AW: The crucial point here—which I don’t believe came out at the M.I.T. conference—is what is meant by “reality.” Humans define this term, but they do so in different ways. When scientists, especially scientific materialists, think of reality, their attention is generally directed to the objective world. Take food, for example. It has colors I see, fragrances I smell, textures I feel, and so forth. These are experiences of food that I’m picking up with my human senses. Physics, chemistry and biology are not concerned with sense impressions; they’re aimed at understanding the elementary particles, atoms and molecules of food that exist whether or not anybody is actually seeing, hearing, smelling, tasting or touching the food. Since the time of Democritus and, more recently, since the times of Copernicus, Galileo, Kepler and Newton, Western science has been asking: What’s really out there, independent of experience and consciousness? That’s reality.
That’s not what Buddhism is interested in. After all, Buddhism begins with the First Noble Truth, which addresses the reality of suffering. This reality is not out there, independent of the experience or consciousness. And if there is such a purely objective world, from the Buddhist perspective you’d say, “Who cares?” In the cultivation of mindfulness, we attend to the food that we experience with all five senses, as well as our mental sense of it. In the West there is a bifurcation of an absolutely objective world beyond and independent of consciousness and then an absolutely subjective world that’s just the realm of the mind. The statement “It’s not real, it’s only in your mind” would be considered lunacy from the Buddhist perspective.
There is neither a scientific definition of consciousness nor any objective, scientific means of detecting its presence or absence. Consciousness is on the level of Casper the Friendly Ghost at this point, which makes it hard to discuss scientifically. From a scientific perspective, what influence does consciousness have on reality? Well, define the doggone thing first. In Buddhism, what influence does consciousness have on reality? Massive!

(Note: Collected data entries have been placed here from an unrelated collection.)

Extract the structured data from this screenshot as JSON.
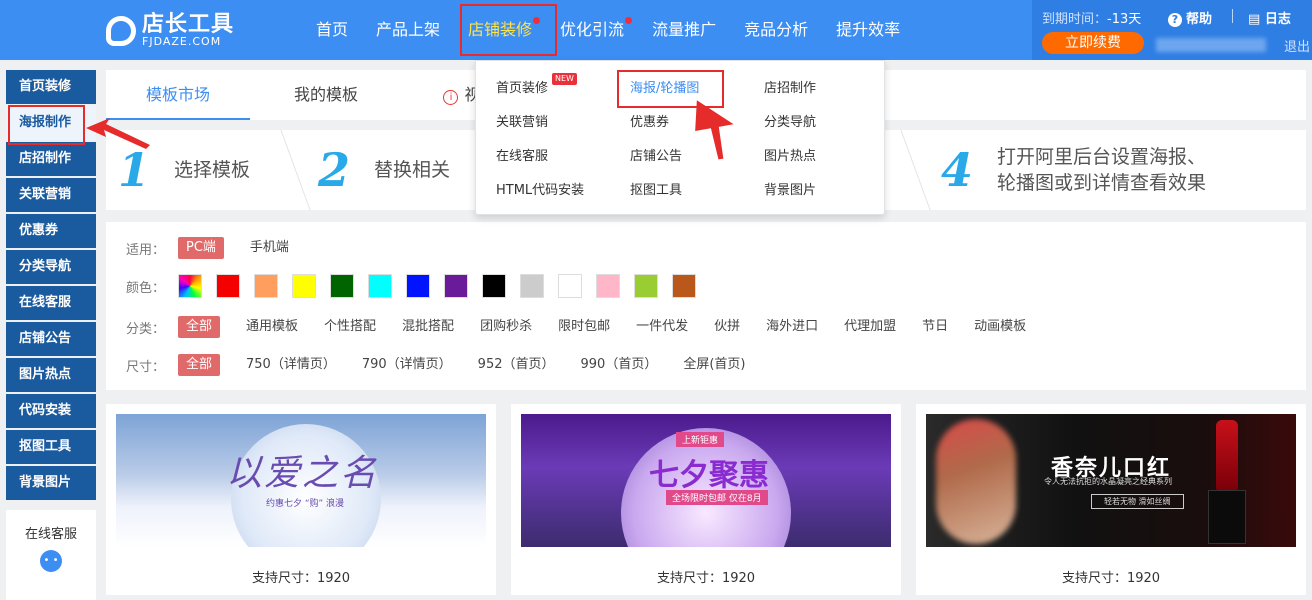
{
  "header": {
    "logo_text": "店长工具",
    "logo_sub": "FJDAZE.COM",
    "nav": [
      {
        "label": "首页",
        "dot": false
      },
      {
        "label": "产品上架",
        "dot": false
      },
      {
        "label": "店铺装修",
        "dot": true,
        "active": true
      },
      {
        "label": "优化引流",
        "dot": true
      },
      {
        "label": "流量推广",
        "dot": false
      },
      {
        "label": "竞品分析",
        "dot": false
      },
      {
        "label": "提升效率",
        "dot": false
      }
    ],
    "expire_label": "到期时间：",
    "expire_value": "-13天",
    "renew": "立即续费",
    "help": "帮助",
    "log": "日志",
    "logout": "退出"
  },
  "dropdown": {
    "new_badge": "NEW",
    "col1": [
      "首页装修",
      "关联营销",
      "在线客服",
      "HTML代码安装"
    ],
    "col2": [
      "海报/轮播图",
      "优惠券",
      "店铺公告",
      "抠图工具"
    ],
    "col3": [
      "店招制作",
      "分类导航",
      "图片热点",
      "背景图片"
    ]
  },
  "sidebar": {
    "items": [
      "首页装修",
      "海报制作",
      "店招制作",
      "关联营销",
      "优惠券",
      "分类导航",
      "在线客服",
      "店铺公告",
      "图片热点",
      "代码安装",
      "抠图工具",
      "背景图片"
    ],
    "active_index": 1,
    "kefu": "在线客服"
  },
  "tabs": {
    "items": [
      "模板市场",
      "我的模板"
    ],
    "partial": "视"
  },
  "steps": [
    {
      "num": "1",
      "text": "选择模板"
    },
    {
      "num": "2",
      "text": "替换相关"
    },
    {
      "num": "4",
      "text_line1": "打开阿里后台设置海报、",
      "text_line2": "轮播图或到详情查看效果"
    }
  ],
  "filter": {
    "apply_label": "适用：",
    "apply_options": [
      "PC端",
      "手机端"
    ],
    "color_label": "颜色：",
    "colors": [
      "rainbow",
      "#f40000",
      "#ff9e5e",
      "#ffff00",
      "#006400",
      "#00ffff",
      "#0014ff",
      "#6a1b9a",
      "#000000",
      "#cccccc",
      "#ffffff",
      "#ffb6c8",
      "#9acd32",
      "#b9581a"
    ],
    "category_label": "分类：",
    "categories": [
      "全部",
      "通用模板",
      "个性搭配",
      "混批搭配",
      "团购秒杀",
      "限时包邮",
      "一件代发",
      "伙拼",
      "海外进口",
      "代理加盟",
      "节日",
      "动画模板"
    ],
    "size_label": "尺寸：",
    "sizes": [
      "全部",
      "750（详情页）",
      "790（详情页）",
      "952（首页）",
      "990（首页）",
      "全屏(首页)"
    ]
  },
  "cards": [
    {
      "caption": "支持尺寸：1920",
      "title": "以爱之名",
      "sub": "约惠七夕 “购” 浪漫"
    },
    {
      "caption": "支持尺寸：1920",
      "title": "七夕聚惠",
      "tag": "上新钜惠",
      "sub": "全场限时包邮 仅在8月"
    },
    {
      "caption": "支持尺寸：1920",
      "title": "香奈儿口红",
      "sub": "令人无法抗拒的水晶凝亮之经典系列",
      "btn": "轻若无物  滑如丝绸"
    }
  ],
  "colors": {
    "brand": "#3d8ef2",
    "sidebar": "#1a5a9e",
    "highlight": "#e62b2b",
    "renew": "#ff6a00"
  }
}
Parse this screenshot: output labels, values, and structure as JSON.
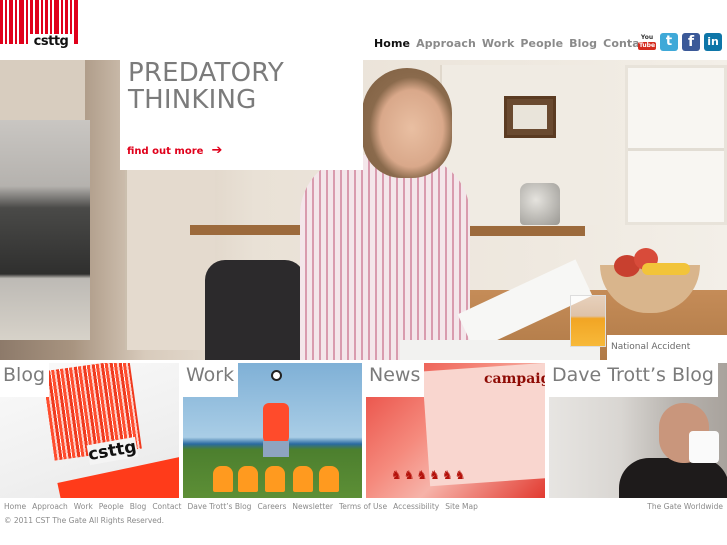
{
  "brand": {
    "logo_text": "csttg",
    "accent_color": "#e0001b"
  },
  "nav": {
    "items": [
      {
        "label": "Home",
        "active": true
      },
      {
        "label": "Approach",
        "active": false
      },
      {
        "label": "Work",
        "active": false
      },
      {
        "label": "People",
        "active": false
      },
      {
        "label": "Blog",
        "active": false
      },
      {
        "label": "Contact",
        "active": false
      }
    ]
  },
  "social": [
    {
      "name": "youtube-icon",
      "glyph_top": "You",
      "glyph_bottom": "Tube"
    },
    {
      "name": "twitter-icon",
      "glyph": "t"
    },
    {
      "name": "facebook-icon",
      "glyph": "f"
    },
    {
      "name": "linkedin-icon",
      "glyph": "in"
    }
  ],
  "hero": {
    "title_line1": "PREDATORY",
    "title_line2": "THINKING",
    "cta_label": "find out more",
    "cta_arrow": "➔",
    "caption": "National Accident Helpline"
  },
  "tiles": [
    {
      "label": "Blog",
      "image_text": "csttg"
    },
    {
      "label": "Work"
    },
    {
      "label": "News",
      "image_text": "campaign",
      "image_icons": "♞♞♞♞♞♞"
    },
    {
      "label": "Dave Trott’s Blog"
    }
  ],
  "footer": {
    "links": [
      "Home",
      "Approach",
      "Work",
      "People",
      "Blog",
      "Contact",
      "Dave Trott’s Blog",
      "Careers",
      "Newsletter",
      "Terms of Use",
      "Accessibility",
      "Site Map"
    ],
    "copyright": "© 2011 CST The Gate All Rights Reserved.",
    "right_link": "The Gate Worldwide"
  }
}
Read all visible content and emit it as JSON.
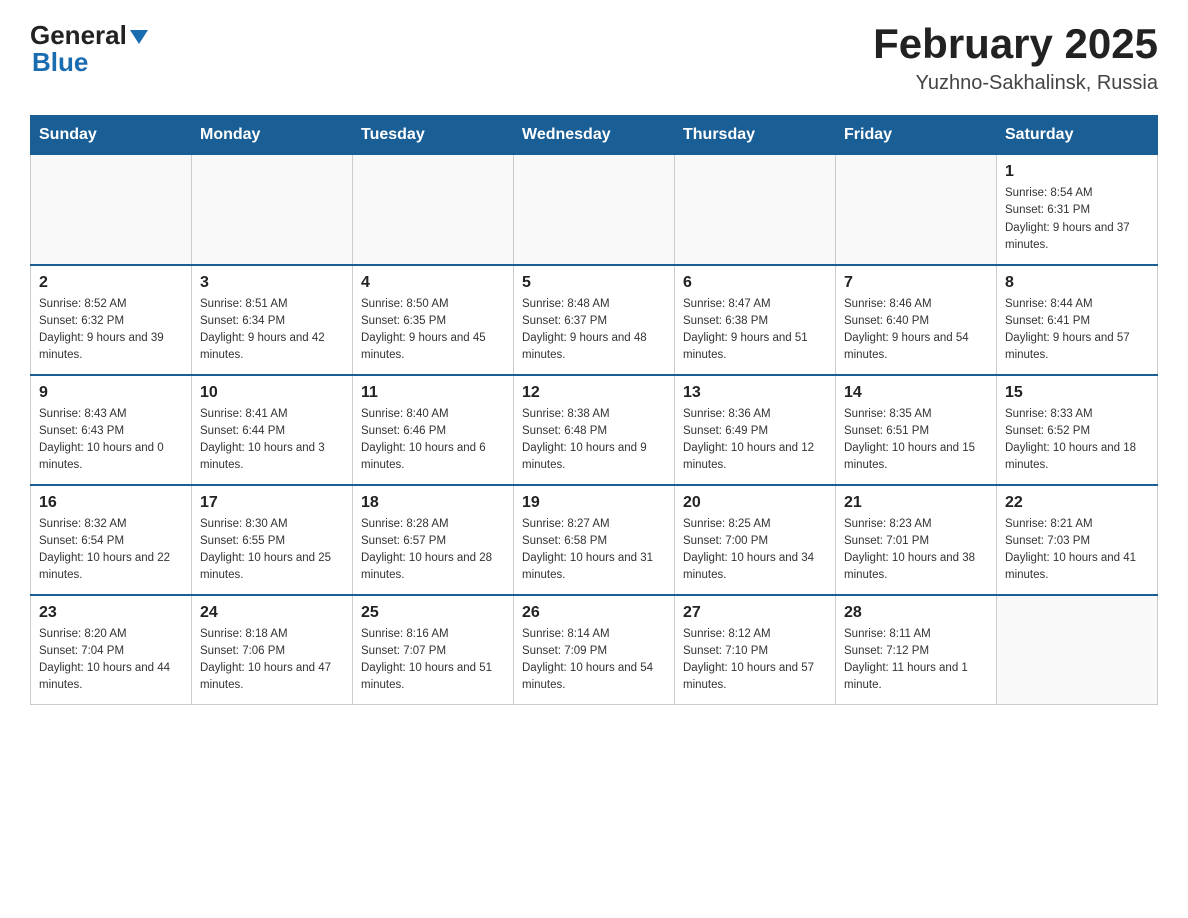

AW: Well, take the first line of the Dhammapada: “All phenomena are preceded by the mind, issue forth from the mind, and consist of the mind.” This is not necessarily a form of philosophical idealism. It’s saying that loka, the world of experience, is inextricable from consciousness. “For the moment, what we attend to is reality,” says William James. It suffuses everything we know and has a monumental influence on the type of reality that rises up to meet us. Imagine a gradient from a disempowered mind to an empowered mind, a weak mind to a powerful mind, a coarse mind to a subtle mind. Someone with an untrained mind is very much under the domination of physiology, sense impressions, thoughts and emotions—a pawn on the chessboard of life. It’s like being shelled—“incoming, incoming, incoming”—one thing after another. We’re either dodging bombs or getting blown up.
Dharma practice is designed, in part, to turn the tables. The mind becomes empowered not to dominate reality but rather to develop its own equilibrium, clarity, wisdom and compassion. We then bring these qualities of mind to our wide array of experiences. We meet a hostile person and respond with compassion or equanimity instead of knee-jerk reactivity. We see something beautiful and appreciate it instead of falling into craving. Whatever we encounter, the dharma qualities of the mind rise up to meet and transform it. This then becomes more and more nutrition for our dharma practice. We’re digesting life from moment to moment, day to day, and the mind is being empowered in the cultivation of wisdom and compassion. Now that’s a psychological truth I know to be true.